The music began, and the dancers once more whirled into the centre of the room and the crowd filled the space under the grand arch which led into the hall. Bivens was the centre of an admiring group of sycophants and worshipful snobs. The doctor's heart gave a mad throb of joy. His hour had come.

With quick strides he covered the space which separated them and without a moment's hesitation thrust his hand into his breast for his revolver. Not a muscle or nerve quivered. His finger touched the trigger softly and he gave Bivens a look which he meant he should take with him into eternity, when just beyond him he saw Harriet. She stood motionless with a look of mute agony on her fair young face, watching Stuart talk to Bivens's wife.

His finger slipped from the trigger and his hand loosed its deadly grip.

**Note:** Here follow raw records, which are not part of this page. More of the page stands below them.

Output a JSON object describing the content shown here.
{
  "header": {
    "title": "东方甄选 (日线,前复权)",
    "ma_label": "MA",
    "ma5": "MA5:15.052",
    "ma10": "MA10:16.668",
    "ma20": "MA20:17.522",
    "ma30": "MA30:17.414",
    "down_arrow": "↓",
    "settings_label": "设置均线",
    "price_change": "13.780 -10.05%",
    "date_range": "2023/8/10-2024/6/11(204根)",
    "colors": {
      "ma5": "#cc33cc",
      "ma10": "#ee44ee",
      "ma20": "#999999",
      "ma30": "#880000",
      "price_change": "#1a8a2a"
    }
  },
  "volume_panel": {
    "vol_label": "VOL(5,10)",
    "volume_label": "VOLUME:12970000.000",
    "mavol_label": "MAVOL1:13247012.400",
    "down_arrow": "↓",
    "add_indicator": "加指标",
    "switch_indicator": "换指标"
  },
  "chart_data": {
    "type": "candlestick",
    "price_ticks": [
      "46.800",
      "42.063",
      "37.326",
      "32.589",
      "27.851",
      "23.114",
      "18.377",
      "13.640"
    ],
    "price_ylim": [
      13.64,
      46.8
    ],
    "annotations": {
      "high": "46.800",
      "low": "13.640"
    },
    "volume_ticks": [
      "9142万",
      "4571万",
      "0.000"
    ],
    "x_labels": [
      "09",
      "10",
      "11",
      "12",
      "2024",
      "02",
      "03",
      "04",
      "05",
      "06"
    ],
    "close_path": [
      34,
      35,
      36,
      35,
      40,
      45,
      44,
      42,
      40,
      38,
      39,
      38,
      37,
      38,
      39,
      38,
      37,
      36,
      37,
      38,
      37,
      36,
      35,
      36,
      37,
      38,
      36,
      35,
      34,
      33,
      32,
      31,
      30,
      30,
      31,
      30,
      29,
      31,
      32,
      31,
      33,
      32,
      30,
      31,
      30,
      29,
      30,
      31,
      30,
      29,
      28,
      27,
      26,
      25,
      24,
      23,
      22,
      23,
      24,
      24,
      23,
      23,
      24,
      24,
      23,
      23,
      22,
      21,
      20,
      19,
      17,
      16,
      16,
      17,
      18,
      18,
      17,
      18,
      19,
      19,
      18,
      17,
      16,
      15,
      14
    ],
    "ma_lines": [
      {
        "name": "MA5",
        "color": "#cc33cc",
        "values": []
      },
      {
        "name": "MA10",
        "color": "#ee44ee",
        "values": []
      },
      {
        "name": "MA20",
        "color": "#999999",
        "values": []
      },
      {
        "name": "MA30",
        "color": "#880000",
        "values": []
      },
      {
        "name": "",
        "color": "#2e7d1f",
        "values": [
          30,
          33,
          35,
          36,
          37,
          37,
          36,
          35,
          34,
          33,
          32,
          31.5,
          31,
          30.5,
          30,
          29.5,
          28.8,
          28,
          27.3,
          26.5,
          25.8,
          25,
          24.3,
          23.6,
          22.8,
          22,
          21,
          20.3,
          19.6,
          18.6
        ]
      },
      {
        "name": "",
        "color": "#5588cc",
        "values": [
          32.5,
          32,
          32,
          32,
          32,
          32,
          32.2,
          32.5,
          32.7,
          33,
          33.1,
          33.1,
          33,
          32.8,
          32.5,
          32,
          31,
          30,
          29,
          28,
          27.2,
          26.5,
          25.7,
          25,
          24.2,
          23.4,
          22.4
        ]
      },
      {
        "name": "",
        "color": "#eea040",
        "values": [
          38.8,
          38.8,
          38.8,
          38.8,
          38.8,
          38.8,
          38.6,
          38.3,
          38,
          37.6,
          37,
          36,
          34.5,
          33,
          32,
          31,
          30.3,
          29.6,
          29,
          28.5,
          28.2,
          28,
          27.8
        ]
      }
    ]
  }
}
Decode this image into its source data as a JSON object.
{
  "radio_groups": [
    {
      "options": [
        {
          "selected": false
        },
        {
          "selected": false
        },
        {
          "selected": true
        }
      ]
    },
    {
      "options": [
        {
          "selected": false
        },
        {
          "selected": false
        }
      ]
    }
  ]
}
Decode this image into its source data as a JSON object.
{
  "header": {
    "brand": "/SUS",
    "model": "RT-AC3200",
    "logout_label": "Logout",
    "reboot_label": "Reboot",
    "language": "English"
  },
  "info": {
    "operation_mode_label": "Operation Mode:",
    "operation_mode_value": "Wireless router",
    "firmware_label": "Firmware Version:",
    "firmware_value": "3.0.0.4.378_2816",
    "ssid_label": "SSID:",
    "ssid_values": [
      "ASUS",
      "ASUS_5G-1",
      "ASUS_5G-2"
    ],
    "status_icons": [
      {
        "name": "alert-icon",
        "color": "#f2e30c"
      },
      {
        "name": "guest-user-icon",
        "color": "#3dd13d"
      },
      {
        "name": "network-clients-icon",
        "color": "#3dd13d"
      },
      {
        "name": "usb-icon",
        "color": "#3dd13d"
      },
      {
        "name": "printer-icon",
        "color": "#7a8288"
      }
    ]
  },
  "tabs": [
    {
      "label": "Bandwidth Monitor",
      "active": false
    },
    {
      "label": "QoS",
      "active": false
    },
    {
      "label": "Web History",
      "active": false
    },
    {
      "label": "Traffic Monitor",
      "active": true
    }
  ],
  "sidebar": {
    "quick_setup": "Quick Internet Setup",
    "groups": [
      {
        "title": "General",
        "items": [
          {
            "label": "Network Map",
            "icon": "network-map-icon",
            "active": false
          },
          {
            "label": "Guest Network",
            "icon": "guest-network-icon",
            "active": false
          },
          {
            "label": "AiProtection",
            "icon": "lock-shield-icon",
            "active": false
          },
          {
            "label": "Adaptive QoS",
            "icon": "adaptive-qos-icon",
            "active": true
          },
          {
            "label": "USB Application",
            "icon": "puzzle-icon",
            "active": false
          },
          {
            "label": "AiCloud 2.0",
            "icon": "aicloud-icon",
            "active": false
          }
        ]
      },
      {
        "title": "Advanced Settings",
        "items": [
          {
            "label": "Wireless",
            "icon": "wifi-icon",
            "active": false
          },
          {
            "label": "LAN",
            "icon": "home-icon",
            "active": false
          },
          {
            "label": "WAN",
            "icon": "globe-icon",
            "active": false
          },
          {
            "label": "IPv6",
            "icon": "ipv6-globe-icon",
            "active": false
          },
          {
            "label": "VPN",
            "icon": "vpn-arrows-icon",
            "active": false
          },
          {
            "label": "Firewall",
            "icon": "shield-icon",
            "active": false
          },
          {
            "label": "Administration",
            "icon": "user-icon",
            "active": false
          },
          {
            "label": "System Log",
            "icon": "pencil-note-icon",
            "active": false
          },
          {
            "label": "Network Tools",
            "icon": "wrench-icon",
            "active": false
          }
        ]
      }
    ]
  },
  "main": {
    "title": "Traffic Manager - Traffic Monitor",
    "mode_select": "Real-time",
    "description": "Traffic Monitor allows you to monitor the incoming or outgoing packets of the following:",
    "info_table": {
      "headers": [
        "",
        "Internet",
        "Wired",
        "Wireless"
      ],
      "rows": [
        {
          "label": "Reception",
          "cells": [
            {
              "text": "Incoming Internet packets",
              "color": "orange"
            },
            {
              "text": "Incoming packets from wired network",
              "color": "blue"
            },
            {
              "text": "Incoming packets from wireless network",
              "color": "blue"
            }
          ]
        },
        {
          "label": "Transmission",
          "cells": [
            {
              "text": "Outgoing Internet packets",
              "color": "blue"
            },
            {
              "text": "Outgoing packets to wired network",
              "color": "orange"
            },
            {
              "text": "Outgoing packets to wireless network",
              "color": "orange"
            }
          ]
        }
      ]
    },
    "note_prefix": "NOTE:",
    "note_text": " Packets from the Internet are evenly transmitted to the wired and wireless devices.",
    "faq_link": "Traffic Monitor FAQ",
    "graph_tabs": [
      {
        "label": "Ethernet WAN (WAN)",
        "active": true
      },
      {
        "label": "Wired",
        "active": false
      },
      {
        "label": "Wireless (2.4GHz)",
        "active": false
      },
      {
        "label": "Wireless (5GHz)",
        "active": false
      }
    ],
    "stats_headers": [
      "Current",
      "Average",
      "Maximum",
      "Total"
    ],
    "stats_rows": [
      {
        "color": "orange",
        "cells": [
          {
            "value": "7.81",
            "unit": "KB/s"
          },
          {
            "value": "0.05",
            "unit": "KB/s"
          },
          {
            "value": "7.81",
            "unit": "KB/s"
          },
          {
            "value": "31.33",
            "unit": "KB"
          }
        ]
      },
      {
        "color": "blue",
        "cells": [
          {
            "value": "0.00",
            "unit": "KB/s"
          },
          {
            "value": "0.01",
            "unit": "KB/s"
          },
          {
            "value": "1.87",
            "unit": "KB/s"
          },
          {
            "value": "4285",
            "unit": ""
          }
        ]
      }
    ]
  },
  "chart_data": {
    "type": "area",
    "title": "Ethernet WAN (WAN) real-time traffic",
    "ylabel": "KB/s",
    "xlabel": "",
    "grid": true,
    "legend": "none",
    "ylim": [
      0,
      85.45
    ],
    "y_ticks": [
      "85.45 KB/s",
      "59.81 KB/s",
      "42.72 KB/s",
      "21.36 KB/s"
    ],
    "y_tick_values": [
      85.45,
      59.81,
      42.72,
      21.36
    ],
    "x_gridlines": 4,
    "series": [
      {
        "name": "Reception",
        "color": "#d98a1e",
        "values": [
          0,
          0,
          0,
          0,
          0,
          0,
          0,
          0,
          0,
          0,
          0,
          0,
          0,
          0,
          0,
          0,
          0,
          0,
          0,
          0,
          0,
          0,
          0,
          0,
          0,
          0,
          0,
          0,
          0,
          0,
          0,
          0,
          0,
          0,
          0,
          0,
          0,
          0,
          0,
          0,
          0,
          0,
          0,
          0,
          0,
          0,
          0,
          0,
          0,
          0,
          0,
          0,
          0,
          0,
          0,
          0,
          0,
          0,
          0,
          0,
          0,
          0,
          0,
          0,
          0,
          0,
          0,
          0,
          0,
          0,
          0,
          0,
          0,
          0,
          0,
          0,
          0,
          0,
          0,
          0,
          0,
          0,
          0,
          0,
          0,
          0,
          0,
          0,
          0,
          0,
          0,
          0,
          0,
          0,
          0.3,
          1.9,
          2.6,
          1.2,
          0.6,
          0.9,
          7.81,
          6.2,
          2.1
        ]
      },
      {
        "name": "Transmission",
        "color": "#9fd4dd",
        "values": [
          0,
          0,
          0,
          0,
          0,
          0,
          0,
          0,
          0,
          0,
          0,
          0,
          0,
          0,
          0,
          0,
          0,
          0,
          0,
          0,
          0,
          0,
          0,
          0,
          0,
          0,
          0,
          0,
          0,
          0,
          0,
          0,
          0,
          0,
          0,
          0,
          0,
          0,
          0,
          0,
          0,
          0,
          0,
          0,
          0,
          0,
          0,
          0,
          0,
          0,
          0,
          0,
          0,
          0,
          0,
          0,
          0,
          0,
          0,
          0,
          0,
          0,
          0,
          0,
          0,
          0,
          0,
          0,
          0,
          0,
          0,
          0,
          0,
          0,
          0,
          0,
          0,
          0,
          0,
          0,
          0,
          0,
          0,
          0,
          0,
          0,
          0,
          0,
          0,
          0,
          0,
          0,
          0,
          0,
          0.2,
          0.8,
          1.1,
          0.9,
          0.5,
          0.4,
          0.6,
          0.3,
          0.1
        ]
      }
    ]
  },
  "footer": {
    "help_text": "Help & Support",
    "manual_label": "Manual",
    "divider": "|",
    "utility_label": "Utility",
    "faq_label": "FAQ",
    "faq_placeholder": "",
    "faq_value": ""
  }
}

"Have I forgotten my baby!" he cried in sudden anguish. And then another vision flashed through his excited brain. A court room, a prisoner, his own bowed figure the centre of a thousand eyes while the jury brought in their verdict. A moment of awful silence and the foreman said:

"Guilty of murder in the first degree."

And the long piercing scream from the broken heart of his little girl.

"No, no, not that!" he groaned in sudden terror, his face white with pain. "I can't kill her, too. No, I must save her, that's why I want to kill him because he has imperilled her life, and I am about to crush her at a single blow. God save and help me!—God! Where is God? He helps those who help themselves in this madman's world. Well, then I'll look out for my own, too!"

His breath came in laboured gasps as one mad thought succeeded another.

"Yes!" he said hoarsely, "I must save her. I must be cunning. I must succeed, not fail. I must get what I came here for. I must save my baby. My own fate is of no importance. She is everything."